What I have already found out
Observation
When I call this script "normally" it is no problem:
$ python3 test.py
INFO:root:€
However when I create a PHP file /var/www/html/test.php:
<?php
echo "# locale\n\n";
passthru("locale");
echo "\n\n# python\n\n";
passthru("python3 /var/www/html/test.py 2>&1");
and then call this file via Apache, it get the error:
$ curl localhost/test.php
# locale
LANG=C
LANGUAGE=de_DE.UTF-8
LC_CTYPE="C"
LC_NUMERIC="C"
LC_TIME="C"
LC_COLLATE="C"
LC_MONETARY="C"
LC_MESSAGES="C"
LC_PAPER="C"
LC_NAME="C"
LC_ADDRESS="C"
LC_TELEPHONE="C"
LC_MEASUREMENT="C"
LC_IDENTIFICATION="C"
LC_ALL=
# python
--- Logging error ---
Traceback (most recent call last):
File "/usr/lib/python3.5/logging/__init__.py", line 983, in emit
stream.write(msg)
UnicodeEncodeError: 'ascii' codec can't encode character '\u20ac' in position 10: ordinal not in range(128)
Call stack:
File "/var/www/html/test.py", line 5, in <module>
logging.info("\u20ac")
Message: '\u20ac'
Arguments: ()
For comparison this is what I get if I call locale
directly:
$ locale
LANG=de_DE.UTF-8
LANGUAGE=de_DE.UTF-8
LC_CTYPE="de_DE.UTF-8"
LC_NUMERIC="de_DE.UTF-8"
LC_TIME="de_DE.UTF-8"
LC_COLLATE="de_DE.UTF-8"
LC_MONETARY="de_DE.UTF-8"
LC_MESSAGES="de_DE.UTF-8"
LC_PAPER="de_DE.UTF-8"
LC_NAME="de_DE.UTF-8"
LC_ADDRESS="de_DE.UTF-8"
LC_TELEPHONE="de_DE.UTF-8"
LC_MEASUREMENT="de_DE.UTF-8"
LC_IDENTIFICATION="de_DE.UTF-8"
LC_ALL=de_DE.UTF-8
If I change my passthru
-call in PHP to the following:
passthru("LANG=de_DE.UTF-8 python3 /var/www/html/openWB/test.py 2>&1");
then everything works fine.
Where is LANG=C
coming from? Not from here:
cat /etc/default/locale
# File generated by update-locale
LANG=de_DE.UTF-8
LC_ALL=de_DE.UTF-8
LANGUAGE=de_DE.UTF-8
System is Raspbian GNU/Linux 9 (stretch).
Interpretation
Obviously the scripts success is dependent on the settings of my user. I used to think that python scripts are mostly portable across systems. Now I learned they are not even portable from one user to another ;-). Of course it is fine that environment variables change the appearance of the application in question, however it is not so fine that it is guaranteed to break the whole application.
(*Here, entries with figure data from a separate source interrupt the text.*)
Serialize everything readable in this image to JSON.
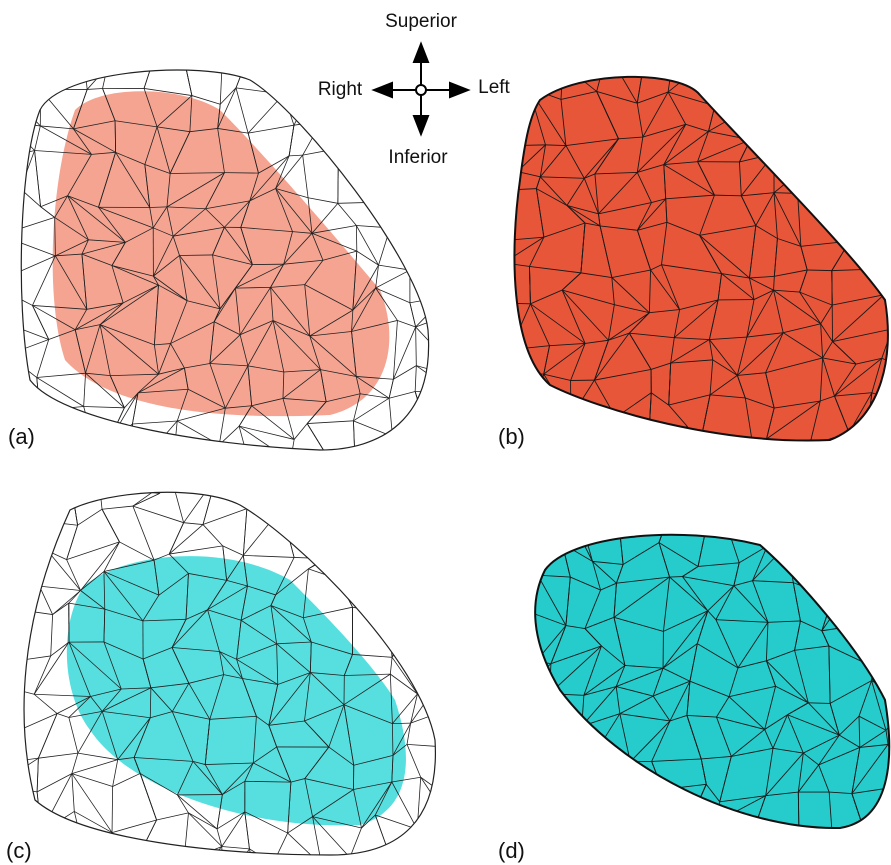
{
  "compass": {
    "superior": "Superior",
    "right": "Right",
    "left": "Left",
    "inferior": "Inferior"
  },
  "panels": [
    {
      "label": "(a)"
    },
    {
      "label": "(b)"
    },
    {
      "label": "(c)"
    },
    {
      "label": "(d)"
    }
  ]
}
I assume I either need to change my Python script to force UTF-8 (not quite sure why this is not the default behavior if anything else fails anyway) or I need to set the LANG variable for the PHP scripts. For both options the question is: What is the simplest/shortest/most effective way to do that? In best case there is a single option I change to globally fix this for the whole systems. Root access is available.
Note that I am currently stuck on Python 3.5.3 and cannot easily upgrade.